They are members of a rival gang and now share a jail cell. El Salvador has taken an unprecedented measure in the middle of the COVID-19 pandemic: placing members of the transnational gang’s Mara Salvatrucha, or MS-13, and the two factions of Barrio 18, or 18th Street Gang, together in prisons. The controversial decision has attracted international attention — and heavy criticism.
Since the end of April, in six prisons across the country, “emeeses” and “eighteen men”-as rival members are known in Spanish-have shared crowded spaces. Since the gang phenomenon erupted in the country in the early 1990s, those groups have been deadly rivals.
Noticias Telemundo had exclusive access to the Barrios Jail, San Salvador, 100 miles east of the capital, and talked to rival leaders who had shared a cell for several days. It is the first time thousands of active members sleep simply shoulder to shoulder in the three decades since the first graffiti alluding to the MS-13 and 18 began appearing in El Salvador. The government’s decision to house competing leaders together came in at the end of April following a murder spree.
Government Orders to Incarcerated Gang Members
There were 85 murders, an average of 17 per day, up from two a day, as per the National Police. The government traced the outbreak of violence to MS-13 and said that the orders had come from incarcerated gang members to escalate the crime.

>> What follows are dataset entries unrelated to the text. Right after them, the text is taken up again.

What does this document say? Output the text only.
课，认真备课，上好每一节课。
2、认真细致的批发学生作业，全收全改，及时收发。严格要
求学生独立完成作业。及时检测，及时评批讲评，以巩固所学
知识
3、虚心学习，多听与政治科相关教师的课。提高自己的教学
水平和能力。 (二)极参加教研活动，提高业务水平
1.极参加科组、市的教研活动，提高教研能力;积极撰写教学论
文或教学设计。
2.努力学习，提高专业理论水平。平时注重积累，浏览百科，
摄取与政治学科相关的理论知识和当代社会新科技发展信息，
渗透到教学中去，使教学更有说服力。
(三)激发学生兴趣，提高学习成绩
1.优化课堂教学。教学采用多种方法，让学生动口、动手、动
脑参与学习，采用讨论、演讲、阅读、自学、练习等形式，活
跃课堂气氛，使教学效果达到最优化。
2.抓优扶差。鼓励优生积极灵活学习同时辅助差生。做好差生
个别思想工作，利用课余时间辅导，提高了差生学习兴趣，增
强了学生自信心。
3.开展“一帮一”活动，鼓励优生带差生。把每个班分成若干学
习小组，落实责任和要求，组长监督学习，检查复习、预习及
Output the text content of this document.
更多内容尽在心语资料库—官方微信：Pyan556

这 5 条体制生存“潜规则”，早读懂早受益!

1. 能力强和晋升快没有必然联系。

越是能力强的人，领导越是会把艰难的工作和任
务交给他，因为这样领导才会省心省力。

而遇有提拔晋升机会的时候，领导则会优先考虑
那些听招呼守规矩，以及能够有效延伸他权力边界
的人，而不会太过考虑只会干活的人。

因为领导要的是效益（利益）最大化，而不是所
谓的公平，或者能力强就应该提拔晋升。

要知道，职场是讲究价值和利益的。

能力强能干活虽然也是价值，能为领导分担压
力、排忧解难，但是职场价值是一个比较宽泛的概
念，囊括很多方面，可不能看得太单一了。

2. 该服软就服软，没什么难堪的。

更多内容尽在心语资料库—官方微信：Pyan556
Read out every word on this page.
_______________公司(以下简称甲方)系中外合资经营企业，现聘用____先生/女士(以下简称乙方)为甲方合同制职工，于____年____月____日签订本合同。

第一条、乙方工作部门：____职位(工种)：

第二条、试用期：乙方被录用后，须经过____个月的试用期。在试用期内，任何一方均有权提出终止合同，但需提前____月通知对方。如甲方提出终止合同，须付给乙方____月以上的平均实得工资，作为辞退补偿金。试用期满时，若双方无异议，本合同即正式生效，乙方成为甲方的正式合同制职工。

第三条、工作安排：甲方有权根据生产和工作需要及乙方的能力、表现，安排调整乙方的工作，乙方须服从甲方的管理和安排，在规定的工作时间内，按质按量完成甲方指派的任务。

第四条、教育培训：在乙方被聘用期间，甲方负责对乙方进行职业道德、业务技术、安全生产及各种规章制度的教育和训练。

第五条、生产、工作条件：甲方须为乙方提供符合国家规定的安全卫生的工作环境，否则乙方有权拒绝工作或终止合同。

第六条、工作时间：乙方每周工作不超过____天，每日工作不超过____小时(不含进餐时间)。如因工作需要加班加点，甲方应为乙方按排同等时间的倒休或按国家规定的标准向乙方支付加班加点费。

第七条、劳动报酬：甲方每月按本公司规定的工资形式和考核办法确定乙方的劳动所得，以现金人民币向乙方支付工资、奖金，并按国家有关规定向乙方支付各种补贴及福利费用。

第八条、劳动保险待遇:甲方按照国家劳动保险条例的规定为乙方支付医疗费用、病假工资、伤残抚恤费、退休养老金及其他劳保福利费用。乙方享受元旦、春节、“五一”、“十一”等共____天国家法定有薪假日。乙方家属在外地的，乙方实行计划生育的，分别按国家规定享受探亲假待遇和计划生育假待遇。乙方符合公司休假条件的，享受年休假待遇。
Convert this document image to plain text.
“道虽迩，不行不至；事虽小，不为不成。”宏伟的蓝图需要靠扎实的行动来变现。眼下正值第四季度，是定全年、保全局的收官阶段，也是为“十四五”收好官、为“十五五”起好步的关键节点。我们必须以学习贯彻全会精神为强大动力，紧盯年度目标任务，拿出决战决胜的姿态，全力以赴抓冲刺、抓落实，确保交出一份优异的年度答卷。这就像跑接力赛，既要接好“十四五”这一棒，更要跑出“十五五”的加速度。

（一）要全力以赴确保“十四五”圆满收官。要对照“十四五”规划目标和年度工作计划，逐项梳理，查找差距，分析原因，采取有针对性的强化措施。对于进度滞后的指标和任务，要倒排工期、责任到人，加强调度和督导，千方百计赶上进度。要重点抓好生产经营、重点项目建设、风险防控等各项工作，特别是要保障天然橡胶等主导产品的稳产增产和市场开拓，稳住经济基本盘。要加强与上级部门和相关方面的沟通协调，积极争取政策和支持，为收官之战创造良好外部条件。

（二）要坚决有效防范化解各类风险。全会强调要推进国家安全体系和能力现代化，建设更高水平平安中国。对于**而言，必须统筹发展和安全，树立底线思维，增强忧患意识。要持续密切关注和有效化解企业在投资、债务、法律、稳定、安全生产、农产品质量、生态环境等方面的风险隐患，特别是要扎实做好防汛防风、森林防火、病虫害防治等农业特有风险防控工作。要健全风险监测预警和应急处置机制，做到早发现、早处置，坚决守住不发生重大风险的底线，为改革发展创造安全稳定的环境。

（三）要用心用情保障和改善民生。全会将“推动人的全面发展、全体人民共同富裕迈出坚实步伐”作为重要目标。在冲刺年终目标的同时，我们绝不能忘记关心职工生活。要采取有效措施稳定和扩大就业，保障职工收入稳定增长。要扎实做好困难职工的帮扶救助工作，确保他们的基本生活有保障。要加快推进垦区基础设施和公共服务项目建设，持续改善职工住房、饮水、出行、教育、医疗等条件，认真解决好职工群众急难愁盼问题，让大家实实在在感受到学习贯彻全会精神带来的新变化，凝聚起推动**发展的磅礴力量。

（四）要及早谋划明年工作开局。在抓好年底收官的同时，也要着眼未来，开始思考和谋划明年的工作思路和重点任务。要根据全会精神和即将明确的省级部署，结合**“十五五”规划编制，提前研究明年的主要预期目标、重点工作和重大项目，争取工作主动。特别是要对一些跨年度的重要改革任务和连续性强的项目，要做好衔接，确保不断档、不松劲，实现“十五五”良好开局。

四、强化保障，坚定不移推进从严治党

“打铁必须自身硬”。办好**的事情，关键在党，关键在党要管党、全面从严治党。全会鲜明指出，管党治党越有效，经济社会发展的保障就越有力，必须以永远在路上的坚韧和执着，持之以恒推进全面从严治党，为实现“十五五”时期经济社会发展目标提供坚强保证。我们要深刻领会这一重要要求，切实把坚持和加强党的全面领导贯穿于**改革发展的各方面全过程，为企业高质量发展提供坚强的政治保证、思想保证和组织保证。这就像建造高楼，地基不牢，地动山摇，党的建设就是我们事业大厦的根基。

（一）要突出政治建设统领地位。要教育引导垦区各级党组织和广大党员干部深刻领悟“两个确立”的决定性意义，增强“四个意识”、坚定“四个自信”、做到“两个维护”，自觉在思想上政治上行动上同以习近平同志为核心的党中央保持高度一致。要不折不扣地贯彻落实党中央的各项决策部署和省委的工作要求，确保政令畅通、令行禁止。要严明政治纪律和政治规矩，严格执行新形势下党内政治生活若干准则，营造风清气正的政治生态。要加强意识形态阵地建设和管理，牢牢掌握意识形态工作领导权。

There haven’t been any incidents of gang activity since the gangs were brought together. More than 2,000 inmates were in three assigned areas where they shared overcrowded cells with rival gang members.
Jail Cell Under Surveillance
The inmates coordinated themselves; each cell named one manager per gang. A counterpart of Ávila Gómez is Francisco Arturo Quintero, in a section of the prison sharing by the MS-13 and 18-Sureños.
The comments indicate a full-blown prison truce — in gang slang, it calls running the South — and implements simultaneously in the six active gang-member prisons and in the Zacatecoluca Penal Security Center gang sectors, known as Zacatraz. Throughout California, “running the South” refers to terms put on its gangs, which operate in the southern half of the state, by the Mexican mafia, known as “La Eme” (“The M.”). Today, it’s a general word in El Salvador that denotes nonaggression among MS-13, the two gangs of Barrio 18 and La Mirada Locos 13, although the latter group has little territorial influence.
This is the first time the South, or reconciliation, has been run in the prison system in practice. In the Izalco Phase II Penitentiary Centre, a prison intelligence study dated April 29. It lays out the coexistence arrangements and laws. The data supplied by a gang member basically refers to practical concerns. It is such as the use of toilets and water barrels. But it also stipulates how the outbreaks of violence resolve.
El Salvador Makes Shocking Move
In September 2004, El Salvador made a silly move toward public policy. It assigns one gang to entire prisons because thousands of their members already incarcerate. The law put an end to the massacres inside the prisons. It is between the gangs or gangs, and organized “civilians” gangs [as gang members call non-gang members. Yet it also centralized criminal networks internally, and prisons became the centre of command. It is for cliques and gangs that work in thousands of Salvadoran communities and towns.
In 2016, the first attempts making during the administration of President Salvador Sánchez Cerén to change that. It is certain prisons stop restricting to one or the other faction. But remained segregated inside the institution from one another. There was a major movement of gang members between prisons from July to August 2019. It is just after Nayib Bukele became president and members of the three gangs transfer to prisons. Also, areas within each prison — that had been dominated by a single gang for years.